Kevin VanOrd of GameSpot said that the story only flourished when it left behind the "revenge-story cliches", and he felt more attached to supporting characters than to Aiden. Similarly, Dan Stapleton at IGN disliked the Aiden's lack of personality, and found the supporting cast more interesting. Christopher Livingston of PC Gamer also preferred another character to Aiden.

Aiden's character received generally positive reception from critics in the Bloodline expansion. Mike Williams of PCMag said that "Ubisoft has finally made Aiden Pearce an interesting character." James Berich of Press Start Australia stated that he found Aiden's character more likeable in Bloodline.

On the other hand, Gene Park of The Washington Post interpreted Bloodline as unusually conscious of long-running criticism of Aiden Pearce.

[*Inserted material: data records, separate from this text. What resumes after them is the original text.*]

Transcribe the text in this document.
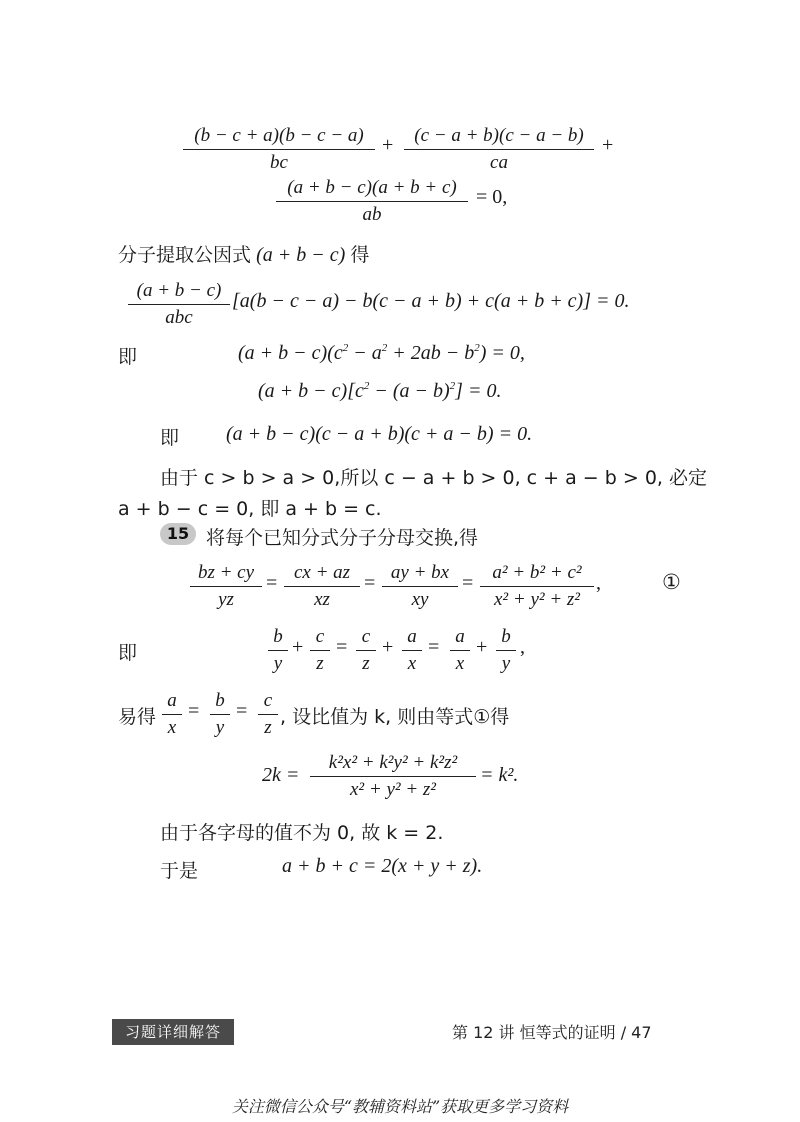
(b − c + a)(b − c − a)
bc
+ (c − a + b)(c − a − b)
ca
+
(a + b − c)(a + b + c)
ab
= 0,
分子提取公因式 (a + b − c) 得
(a + b − c)
abc
[a(b − c − a) − b(c − a + b) + c(a + b + c)] = 0.
即	$(a + b - c)(c^2 - a^2 + 2ab - b^2) = 0$,
$(a + b - c)[c^2 - (a - b)^2] = 0$.
即 (a + b − c)(c − a + b)(c + a − b) = 0.
由于 c > b > a > 0,所以 c − a + b > 0, c + a − b > 0, 必定
a + b − c = 0, 即 a + b = c.
15 将每个已知分式分子分母交换,得
bz + cy
yz
= cx + az
xz
= ay + bx
xy
= a² + b² + c²
x² + y² + z²
,	①
即
b
y
+ c
z
= c
z
+ a
x
= a
x
+ b
y
,
易得
a
x
= b
y
= c
z , 设比值为 k, 则由等式①得
2k =
k²x² + k²y² + k²z²
x² + y² + z²
= k².
由于各字母的值不为 0, 故 k = 2.
于是	a + b + c = 2(x + y + z).
习题详细解答	第 12 讲 恒等式的证明 / 47
关注微信公众号“教辅资料站”获取更多学习资料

Park argued that the original Watch Dogs suffered from ludonarrative dissonance because its revenge narrative framed Aiden as a vigilante with moral purpose while its open-world systems allowed him to behave as a prolific killer. According to Park, this contradiction becomes part of Aiden's characterization in Bloodline: his own family regards him as dangerous and unpredictable, and the narrative forces him to confront the personal consequences of his violent life. Park concluded that the expansion did not do much to improve Aiden's character from the first game and stated that "the critics who read Aiden as an unlikeable homicidal maniac were correct.".